The Alabama Legislature did not ban abortions in the state; but rather just this particularly type of abortion.
“In this method of ending a pregnancy, dismemberment abortion ‘requires the abortionist to use instruments to grasp a portion (such as a foot or hand) of a developed and living fetus and drag the grasped portion out of the uterus into the vagina.’ [Stenberg v. Carhart, 530 U.S. 914, 958, 20 S. Ct. 2597, 2624 (2000)]. The practitioner then “uses the traction created by the opening between the uterus and vagina to dismember the fetus, tearing the grasped portion away from the remainder of the body.”
“Alabama’s law is a common-sense solution to a barbaric and gruesome procedure,” said Mat Staver, Founder and Chairman of Liberty Counsel. “If the vilest criminal has human dignity that prevents cruel and unusual punishment, then how much more should laws protect an innocent unborn child from the most despicable form of torture and death? There are just seven countries in the world that allow children to endure this barbaric procedure and that disgraceful list includes the United States. We must make the womb a safe place again. This case or one like it cries out to the Supreme Court Justices to reverse the horrible abortion decisions. As the court correctly noted, the Supreme Court abortion decisions are an ‘aberration of constitutional law.’ This is true, but they also violate higher law and condone the worst kind of infanticide.”

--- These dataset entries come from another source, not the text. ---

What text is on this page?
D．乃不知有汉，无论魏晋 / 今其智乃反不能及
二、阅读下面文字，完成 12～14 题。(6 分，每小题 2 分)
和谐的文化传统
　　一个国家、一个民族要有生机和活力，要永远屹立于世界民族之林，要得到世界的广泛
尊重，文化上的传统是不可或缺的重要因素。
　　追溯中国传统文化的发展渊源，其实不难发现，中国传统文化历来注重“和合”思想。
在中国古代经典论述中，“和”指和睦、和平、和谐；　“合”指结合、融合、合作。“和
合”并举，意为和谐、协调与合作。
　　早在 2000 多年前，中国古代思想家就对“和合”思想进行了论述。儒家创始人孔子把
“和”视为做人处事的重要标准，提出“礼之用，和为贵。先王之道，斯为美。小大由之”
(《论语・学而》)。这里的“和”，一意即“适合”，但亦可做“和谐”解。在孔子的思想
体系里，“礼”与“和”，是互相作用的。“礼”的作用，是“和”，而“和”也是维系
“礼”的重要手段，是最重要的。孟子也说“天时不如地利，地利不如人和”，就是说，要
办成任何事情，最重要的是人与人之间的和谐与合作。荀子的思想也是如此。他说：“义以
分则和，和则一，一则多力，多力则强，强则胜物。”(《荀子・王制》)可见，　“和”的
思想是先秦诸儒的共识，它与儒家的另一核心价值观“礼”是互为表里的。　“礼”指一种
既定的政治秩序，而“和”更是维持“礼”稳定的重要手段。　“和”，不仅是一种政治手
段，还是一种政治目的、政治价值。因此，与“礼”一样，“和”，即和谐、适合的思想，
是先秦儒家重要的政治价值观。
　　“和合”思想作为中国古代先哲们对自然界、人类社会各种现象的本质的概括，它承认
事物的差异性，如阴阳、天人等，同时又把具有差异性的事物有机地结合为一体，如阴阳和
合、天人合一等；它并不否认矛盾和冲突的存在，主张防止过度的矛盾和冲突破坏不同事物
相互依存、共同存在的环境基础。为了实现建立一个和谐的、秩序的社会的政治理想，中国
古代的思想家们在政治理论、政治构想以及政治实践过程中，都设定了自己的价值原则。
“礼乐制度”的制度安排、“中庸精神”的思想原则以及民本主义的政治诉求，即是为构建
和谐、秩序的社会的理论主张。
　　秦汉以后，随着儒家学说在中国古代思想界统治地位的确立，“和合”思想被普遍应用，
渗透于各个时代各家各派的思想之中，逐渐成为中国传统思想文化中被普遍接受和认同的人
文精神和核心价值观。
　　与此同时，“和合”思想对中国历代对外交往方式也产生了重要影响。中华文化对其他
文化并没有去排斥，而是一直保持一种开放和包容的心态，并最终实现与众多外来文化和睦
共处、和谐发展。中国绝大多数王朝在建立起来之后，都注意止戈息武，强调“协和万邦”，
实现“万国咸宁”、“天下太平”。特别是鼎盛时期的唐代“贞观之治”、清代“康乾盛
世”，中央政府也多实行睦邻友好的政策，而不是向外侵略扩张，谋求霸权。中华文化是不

The Alabama ACLU argued that leading medical experts such as the American College of Obstetricians and Gynecologists oppose this type of abortion restriction. An evidence-based and non-partisan report from the National Academies of Science, Engineering, and Medicine described D&E as a “superior method” of abortion, finding that it is extremely safe with minimal complications.
Similar bans in Kansas, Oklahoma, Louisiana, Texas, and Arkansas have all been blocked when challenged in court. The ACLU is challenging a similar law in Kentucky.